実際、TTFCで『仮面ライダー滅亡迅雷』が有料解禁された際、「ゲンムズよりも前の物語。ゲンムズでサウザーが黒かった理由がわかるかも」といった記述があったが、番宣という以外の理由はさっぱりわからなかった。
スーツアクターは永徳さん。
仮面ライダークロノス
壇 正宗(ダン マサムネ)が変身した姿。
『ジョジョの奇妙な冒険』第三部のディオのように、時を止める能力を持つが、今回、時を止めたのは登場時の1回きり。

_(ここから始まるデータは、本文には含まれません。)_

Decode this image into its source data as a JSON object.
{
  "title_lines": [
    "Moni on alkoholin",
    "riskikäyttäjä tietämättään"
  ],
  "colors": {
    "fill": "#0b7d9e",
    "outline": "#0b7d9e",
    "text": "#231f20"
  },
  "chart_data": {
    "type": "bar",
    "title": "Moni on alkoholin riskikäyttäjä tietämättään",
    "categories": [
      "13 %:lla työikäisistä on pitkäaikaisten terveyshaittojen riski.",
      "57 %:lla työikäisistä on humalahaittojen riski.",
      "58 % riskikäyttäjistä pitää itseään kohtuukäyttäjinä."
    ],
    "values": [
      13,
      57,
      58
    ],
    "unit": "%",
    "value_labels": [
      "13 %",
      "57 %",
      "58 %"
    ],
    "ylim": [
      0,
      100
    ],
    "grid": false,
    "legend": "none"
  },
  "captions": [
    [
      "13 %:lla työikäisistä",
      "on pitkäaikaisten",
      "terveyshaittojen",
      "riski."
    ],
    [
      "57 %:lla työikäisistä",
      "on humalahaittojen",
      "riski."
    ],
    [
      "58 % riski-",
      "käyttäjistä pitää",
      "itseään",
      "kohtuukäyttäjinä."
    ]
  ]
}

その後は、息子・黎斗と単なる殴り合いを延々続けるだけだった。
スーツアクターは浅井宏輔さん。
史上最低の親子げんか
「クゥルォトォォォォォォォォ!」
「ムァスァムゥヌェェェェェェェ!」
「クゥルォトォォォォォォォォ!」
「ムァスァムゥヌェェェェェェェ!」
何度も繰り返し叫びながら殴りあう親子の姿は、怪演×怪演という地獄絵図。
『バキ』における、範馬刃牙 vs 範馬勇次郎を超越する史上最低の親子げんかである。
ゲンムコーポレーションという会社を巡り、創業者である正宗の「会社愛」と、ゲームを愛する黎斗の「事業愛」とがぶつかり合う。
いつの間にか単なる傍観者となってしまった天津だが、二人の殴り合いを見て、会社経営に最も大切なのは「愛」だと知る。
そんな天津の言葉によって、黎斗と正宗も和解する。
まさかのトゥルーエンディングである。
主題歌
主題歌「GAME CHANGER」を歌うのは、壇 正宗を怪演した貴水博之さん。
浅倉大介さんとのユニット「access」としてブレイク後、ソロになった途端、急にポップなトロピカルソングみたいなものを歌い出した時はちょっと引いたが、50歳を超えた今も、歌声は健在である。
Apple Musicなどでサブスク配信もされているので、気になったら聞いてみて欲しい。
『仮面ライダーゲンムズ』を視聴するには?
本作はTTFC独占配信作品であるため、視聴するにはTTFCに加入するしかない。
加入さえすれば、見放題となるため、追加課金は不要である。
ただし、作品としては前後編+冒頭で紹介した天津 垓のエイプリルフールネタを含めても25分程度なので、サクッと楽しめる反面、内容的には大したことはない。
あくまでも壇 黎斗ファン、壇 正宗ファンに向けた作品だと思っていい。
二人のことを憎からず思っている人たちにとっては、まあ見てもいいとは思うが、二人を知らない人たちが見ても、ちょっと何言ってるかわからないと思う。
一見さんお断り的な雰囲気が強いけれど、『エグゼイド』が好きだった人たちにはオススメできる。
それでは、ここまでお読みいただきありがとうございました。